Nosotros penetramos en ellas y ellas en nosotros”.
Me he propuesto ensayar una tercera vía: no ver el
paisaje madrileño desde mi estado de ánimo –porque sería una catástrofe−, ni
dejar que sea la ciudad quien me transmita su ambiente –cosa por lo demás
imposible, porque Madrid es, en el mejor sentido, una ciudad sin cualidades,
como el personaje de Böll, una ciudad inodora, incolora e insípida, como el agua,
y esa es la mayor virtud de una y de otra−, sino convencerme de que Madrid es el
mejor lugar de veraneo. Imaginar que he descubierto esa dimensión oculta de la
ciudad que todo el mundo ignora.
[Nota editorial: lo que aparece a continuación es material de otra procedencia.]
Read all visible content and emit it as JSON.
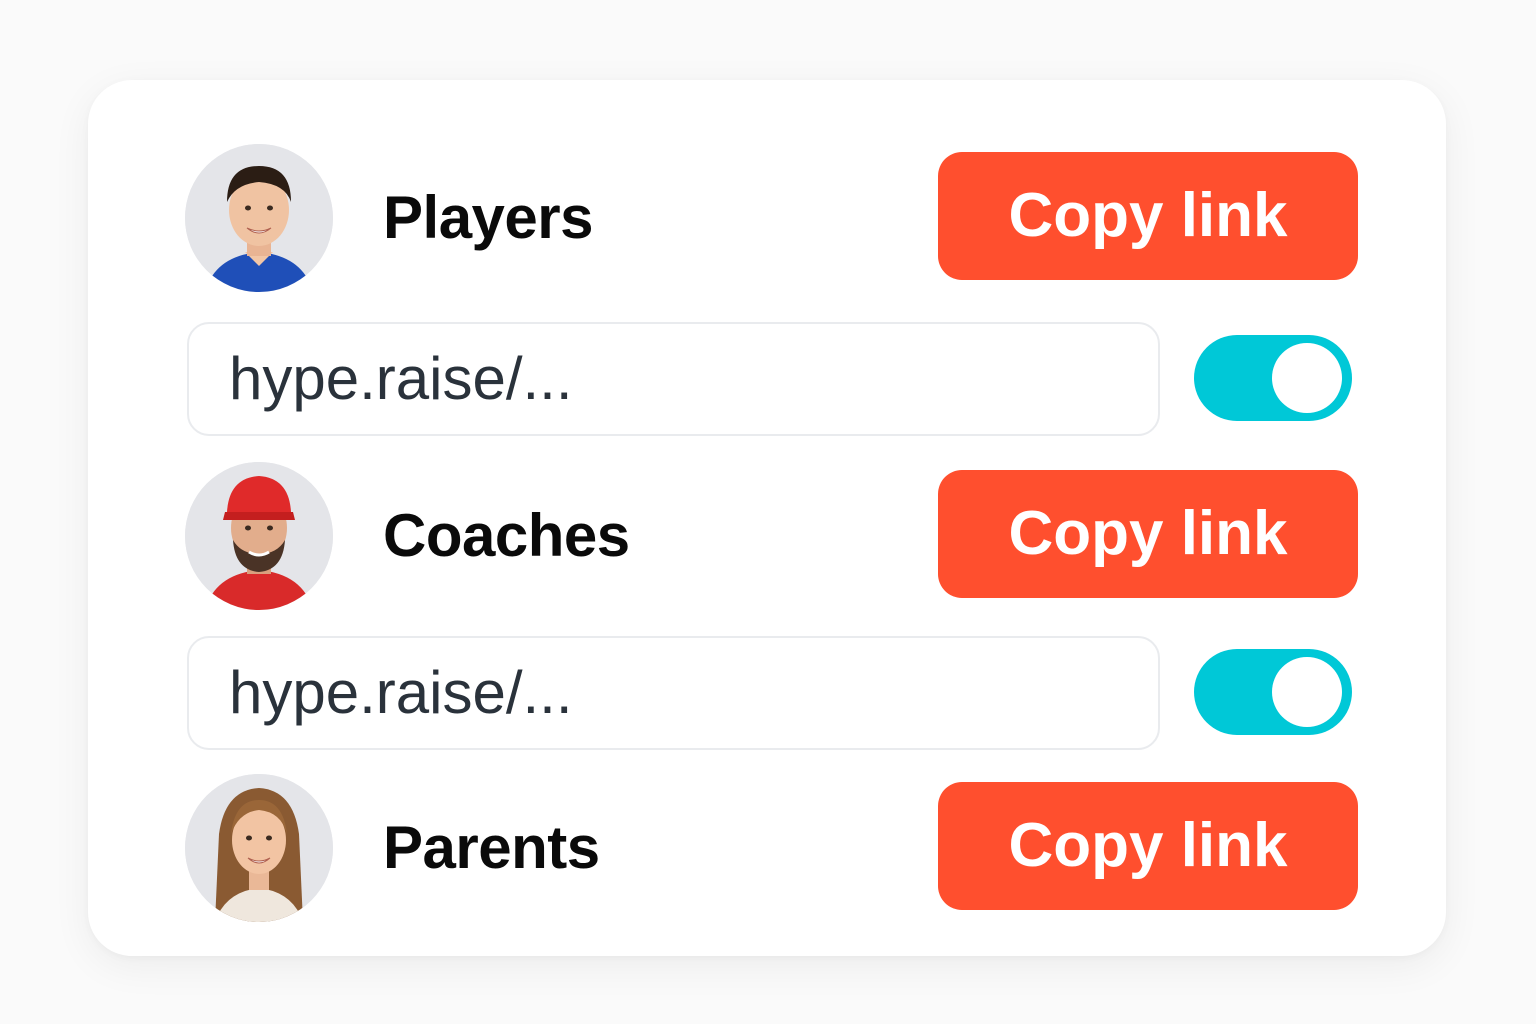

Y, como es natural, una vez hecho el
descubrimiento, silenciarlo absolutamente, porque la ausencia de la multitud
contribuye a esa condición veraniega de Madrid; y si se supiera, si todo el
mundo estuviera al tanto de que es así, nadie saldría de aquí en agosto, y la
ciudad dejaría de ser lo que he descubierto.
Para convencerme del todo, tengo que ir precisando
poco a poco dónde están esos indicios que hacen de Madrid el lugar ideal para
pasar el verano. Por ahora he encontrado la alegría de este sol que tanto
añoran los nórdicos. También ese rumor, como de oleaje, que hacen los coches al
ritmo de los semáforos. No he encontrado muchos indicios más −por ahora−, pero
en todo caso ruego al lector que me guarde el secreto.